Le premier ministre a injecté un optimisme mesuré à l'annonce, affirmant sur les réseaux sociaux : « Grâce à un croisement de données, près de 700 000 foyers supplémentaires recevront le chèque énergie dès le 1er mai. »
Cet élargissement survient dans un contexte où les coûts de l'énergie continuent d'augmenter. Les foyers concernés pourront utiliser cette aide pour alléger leurs factures de gaz, d'électricité ou de fioul. D'après des sources gouvernementales, un montant moyen d’environ 153 euros par foyer sera distribué, ce qui représente au total près de 600 millions d’euros mobilisés sur le budget de l'État.

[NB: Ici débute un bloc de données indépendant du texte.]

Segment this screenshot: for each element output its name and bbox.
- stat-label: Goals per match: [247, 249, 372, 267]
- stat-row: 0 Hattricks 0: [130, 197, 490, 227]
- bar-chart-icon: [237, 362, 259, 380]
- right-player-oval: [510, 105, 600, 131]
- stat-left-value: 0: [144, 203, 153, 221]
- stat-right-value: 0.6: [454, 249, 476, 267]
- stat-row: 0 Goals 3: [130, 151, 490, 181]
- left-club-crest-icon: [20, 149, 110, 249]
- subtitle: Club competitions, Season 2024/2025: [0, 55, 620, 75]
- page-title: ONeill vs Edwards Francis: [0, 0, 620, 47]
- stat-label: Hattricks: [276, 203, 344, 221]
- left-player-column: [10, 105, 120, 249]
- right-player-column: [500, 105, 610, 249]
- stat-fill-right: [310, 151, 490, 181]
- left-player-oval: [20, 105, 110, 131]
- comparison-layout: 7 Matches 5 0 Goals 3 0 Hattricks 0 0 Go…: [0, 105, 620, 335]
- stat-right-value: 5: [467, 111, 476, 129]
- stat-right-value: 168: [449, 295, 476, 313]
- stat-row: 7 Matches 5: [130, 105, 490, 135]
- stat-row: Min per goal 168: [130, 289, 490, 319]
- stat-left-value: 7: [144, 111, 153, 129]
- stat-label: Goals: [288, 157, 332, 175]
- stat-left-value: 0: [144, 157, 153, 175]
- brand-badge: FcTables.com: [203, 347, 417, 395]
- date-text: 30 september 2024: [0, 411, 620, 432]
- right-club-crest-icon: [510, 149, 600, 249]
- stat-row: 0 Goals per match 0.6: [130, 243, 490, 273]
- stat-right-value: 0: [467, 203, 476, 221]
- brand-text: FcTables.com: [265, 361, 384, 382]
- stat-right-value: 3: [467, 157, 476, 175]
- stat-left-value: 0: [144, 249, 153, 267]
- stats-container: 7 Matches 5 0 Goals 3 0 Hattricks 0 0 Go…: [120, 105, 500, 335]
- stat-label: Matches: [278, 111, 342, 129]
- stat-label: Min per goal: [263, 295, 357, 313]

Jusqu'à présent, 3,8 millions de familles recevaient cette assistance automatiquement à partir du 1er avril, mais la récente analyse des données a permis d'identifier 700 000 foyers qui en étaient jusqu'alors exclus. Comme l'a expliqué Maud Bregeon, ministre déléguée à l'énergie, cette démarche visait à éviter les oublis et à s'assurer que tous les foyers éligibles soient pris en compte.

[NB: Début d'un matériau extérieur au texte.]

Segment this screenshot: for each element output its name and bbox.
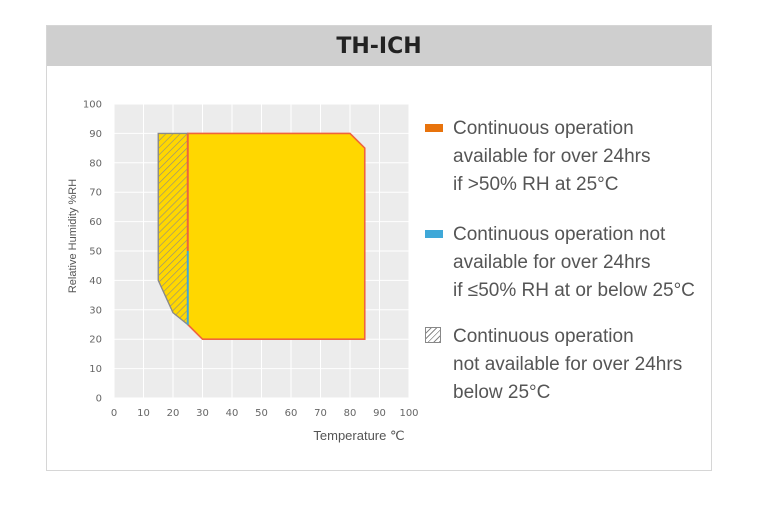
below-25c-hatched-region — [157, 132, 189, 326]
y-tick-label: 60 — [89, 217, 102, 228]
legend-item-below-25: Continuous operation not available for o… — [425, 323, 715, 407]
legend-line: if >50% RH at 25°C — [453, 174, 619, 195]
legend-line: Continuous operation not — [453, 224, 666, 245]
x-tick-label: 40 — [226, 408, 239, 419]
operating-range-region — [186, 132, 366, 341]
legend-swatch-orange — [425, 124, 443, 132]
y-tick-label: 50 — [89, 247, 102, 258]
legend-line: if ≤50% RH at or below 25°C — [453, 280, 695, 301]
legend-label: Continuous operation not available for o… — [453, 323, 715, 407]
y-tick-label: 10 — [89, 364, 102, 375]
x-axis-label: Temperature ℃ — [313, 428, 404, 443]
legend-line: available for over 24hrs — [453, 252, 651, 273]
x-tick-label: 70 — [314, 408, 327, 419]
y-tick-label: 0 — [96, 394, 102, 405]
x-tick-label: 30 — [196, 408, 209, 419]
y-tick-label: 90 — [89, 129, 102, 140]
legend-line: below 25°C — [453, 382, 551, 403]
legend-line: Continuous operation — [453, 326, 634, 347]
legend-swatch-blue — [425, 230, 443, 238]
legend-line: available for over 24hrs — [453, 146, 651, 167]
y-tick-label: 100 — [83, 100, 102, 111]
x-tick-label: 20 — [167, 408, 180, 419]
x-tick-label: 50 — [255, 408, 268, 419]
operating-range-chart: 0 10 20 30 40 50 60 70 80 90 100 0 10 20 30 40 50 60 70 80 9… — [67, 100, 419, 444]
y-tick-label: 70 — [89, 188, 102, 199]
y-axis-label: Relative Humidity %RH — [67, 179, 79, 293]
y-tick-label: 20 — [89, 335, 102, 346]
x-tick-label: 80 — [344, 408, 357, 419]
y-tick-label: 30 — [89, 305, 102, 316]
y-tick-label: 40 — [89, 276, 102, 287]
x-tick-label: 10 — [137, 408, 150, 419]
x-tick-label: 60 — [285, 408, 298, 419]
legend-label: Continuous operation available for over … — [453, 115, 715, 199]
legend-item-low-rh: Continuous operation not available for o… — [425, 221, 715, 305]
x-tick-label: 100 — [399, 408, 418, 419]
y-tick-label: 80 — [89, 158, 102, 169]
legend-line: not available for over 24hrs — [453, 354, 683, 375]
x-tick-label: 90 — [373, 408, 386, 419]
x-tick-label: 0 — [111, 408, 117, 419]
legend-line: Continuous operation — [453, 118, 634, 139]
legend-item-high-rh: Continuous operation available for over … — [425, 115, 715, 199]
card-header: TH-ICH — [47, 26, 711, 66]
legend-swatch-hatched — [425, 327, 441, 343]
legend-label: Continuous operation not available for o… — [453, 221, 715, 305]
card-title: TH-ICH — [336, 33, 422, 59]
chart-card: TH-ICH 0 10 20 30 40 50 60 70 80 90 100 0 10 20 30 40 50… — [46, 25, 712, 471]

La complexité du recensement des bénéficiaires a été amplifiée par la suppression de la taxe d'habitation sur la résidence principale, qui était auparavant utilisée pour déterminer l'éligibilité des foyers. Les autorités avaient mis en place un guichet de réclamations, permettant aux foyers non inclus de se signaler.
Alors que la guerre au Moyen-Orient continue d'affecter les prix des carburants, le gouvernement a également annoncé des aides ciblées pour les secteurs les plus touchés, y compris l'agriculture, la pêche et le transport. Cependant, les professionnels de ces secteurs expriment leur mécontentement, comme l’illustre la récente opération des transporteurs sur le périphérique parisien.
Jordan Bardella, président du Rassemblement national, a souligné sur les réseaux sociaux que « la logique des chèques laisse de côté des millions de nos compatriotes de la classe moyenne ». Il a proposé une réduction des taxes sur les carburants, une idée que le gouvernement considère comme trop coûteuse.
Avec cette extension du chèque énergie, le gouvernement espère réduire le fardeau des coûts énergétiques pour un plus grand nombre de foyers, mais les réactions des citoyens et des experts restent à surveiller de près.